The multimedia and interdisciplinary project of Lilia Li-Mi-Yan and Katherina Sadovsky arose at the junction of modern art, scientific discoveries in the field of polymer chemistry and a production base for plastic processing. The artists have been occupied for several years with the problems of ecology in the broadest sense of this concept, from the ecology of the environment and resources to the ecology of the social environment and consciousness. Thoughts about the future, attempts at philosophical understanding of what is happening in reality, are closely connected in their research work with activism and the search for new artistic solutions. In turn, the solutions found serve educational and campaigning activities. Such openness of aesthetic experiences in society is always colored ethically and politically. In other words, a new ethic is always looking for new aesthetic possibilities.
The project "Where is my plastic bag?" unexpectedly united cultural spaces and problems incompatible at first glance: a museum and a factory, a closed recycling cycle and a museum, garbage and a museum masterpiece, the art of the future and irrigation…

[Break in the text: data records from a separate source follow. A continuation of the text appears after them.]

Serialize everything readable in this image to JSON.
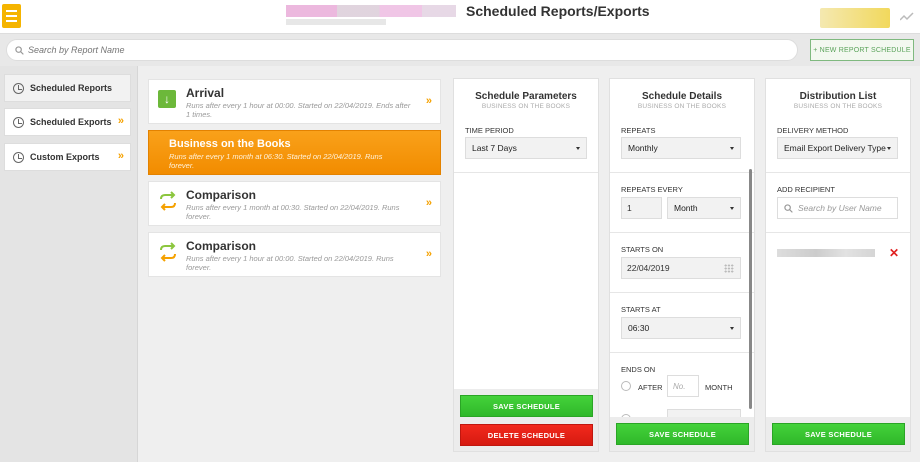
{
  "header": {
    "title": "Scheduled Reports/Exports",
    "menu_icon": "hamburger-menu-icon",
    "stats_icon": "line-chart-icon"
  },
  "search": {
    "placeholder": "Search by Report Name"
  },
  "new_button": {
    "label": "+ NEW REPORT SCHEDULE"
  },
  "sidebar": {
    "items": [
      {
        "label": "Scheduled Reports",
        "active": true
      },
      {
        "label": "Scheduled Exports",
        "active": false
      },
      {
        "label": "Custom Exports",
        "active": false
      }
    ]
  },
  "reports": [
    {
      "title": "Arrival",
      "description": "Runs after every 1 hour at 00:00. Started on 22/04/2019. Ends after 1 times.",
      "icon": "download-arrow-icon",
      "active": false
    },
    {
      "title": "Business on the Books",
      "description": "Runs after every 1 month at 06:30. Started on 22/04/2019. Runs forever.",
      "icon": "",
      "active": true
    },
    {
      "title": "Comparison",
      "description": "Runs after every 1 month at 00:30. Started on 22/04/2019. Runs forever.",
      "icon": "swap-arrows-icon",
      "active": false
    },
    {
      "title": "Comparison",
      "description": "Runs after every 1 hour at 00:00. Started on 22/04/2019. Runs forever.",
      "icon": "swap-arrows-icon",
      "active": false
    }
  ],
  "schedule_parameters": {
    "title": "Schedule Parameters",
    "subtitle": "BUSINESS ON THE BOOKS",
    "time_period_label": "TIME PERIOD",
    "time_period_value": "Last 7 Days",
    "save_label": "SAVE SCHEDULE",
    "delete_label": "DELETE SCHEDULE"
  },
  "schedule_details": {
    "title": "Schedule Details",
    "subtitle": "BUSINESS ON THE BOOKS",
    "repeats_label": "REPEATS",
    "repeats_value": "Monthly",
    "repeats_every_label": "REPEATS EVERY",
    "repeats_every_count": "1",
    "repeats_every_unit": "Month",
    "starts_on_label": "STARTS ON",
    "starts_on_value": "22/04/2019",
    "starts_at_label": "STARTS AT",
    "starts_at_value": "06:30",
    "ends_on_label": "ENDS ON",
    "after_label": "AFTER",
    "no_placeholder": "No.",
    "month_label": "MONTH",
    "save_label": "SAVE SCHEDULE"
  },
  "distribution_list": {
    "title": "Distribution List",
    "subtitle": "BUSINESS ON THE BOOKS",
    "delivery_method_label": "DELIVERY METHOD",
    "delivery_method_value": "Email Export Delivery Type",
    "add_recipient_label": "ADD RECIPIENT",
    "search_placeholder": "Search by User Name",
    "save_label": "SAVE SCHEDULE"
  },
  "colors": {
    "accent": "#f5a100",
    "green": "#3cc634",
    "red": "#e0211a"
  }
}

The objects obtained as a result of processing plastic garbage collected in the Pushkin Museum resemble both works of art and fantastic living "organs without bodies", to use the concept of the philosopher Rosie Braidotti.
Li-Mi-Yan and Sadovsky's Transparent Capsulesi gives eternal life to "biotrash", the remains of dead animals. Their urban objects are more like a strict inspection of today's urban spaces than their decoration: the new "vitalism" of their thoroughly artificial objects defiantly refuses the canon of landscape sculpture in the spirit of Henry Moore. The traditional author's self-affirmation is verified by the forms of the future world, utopian, but decisive in their world-affirmation.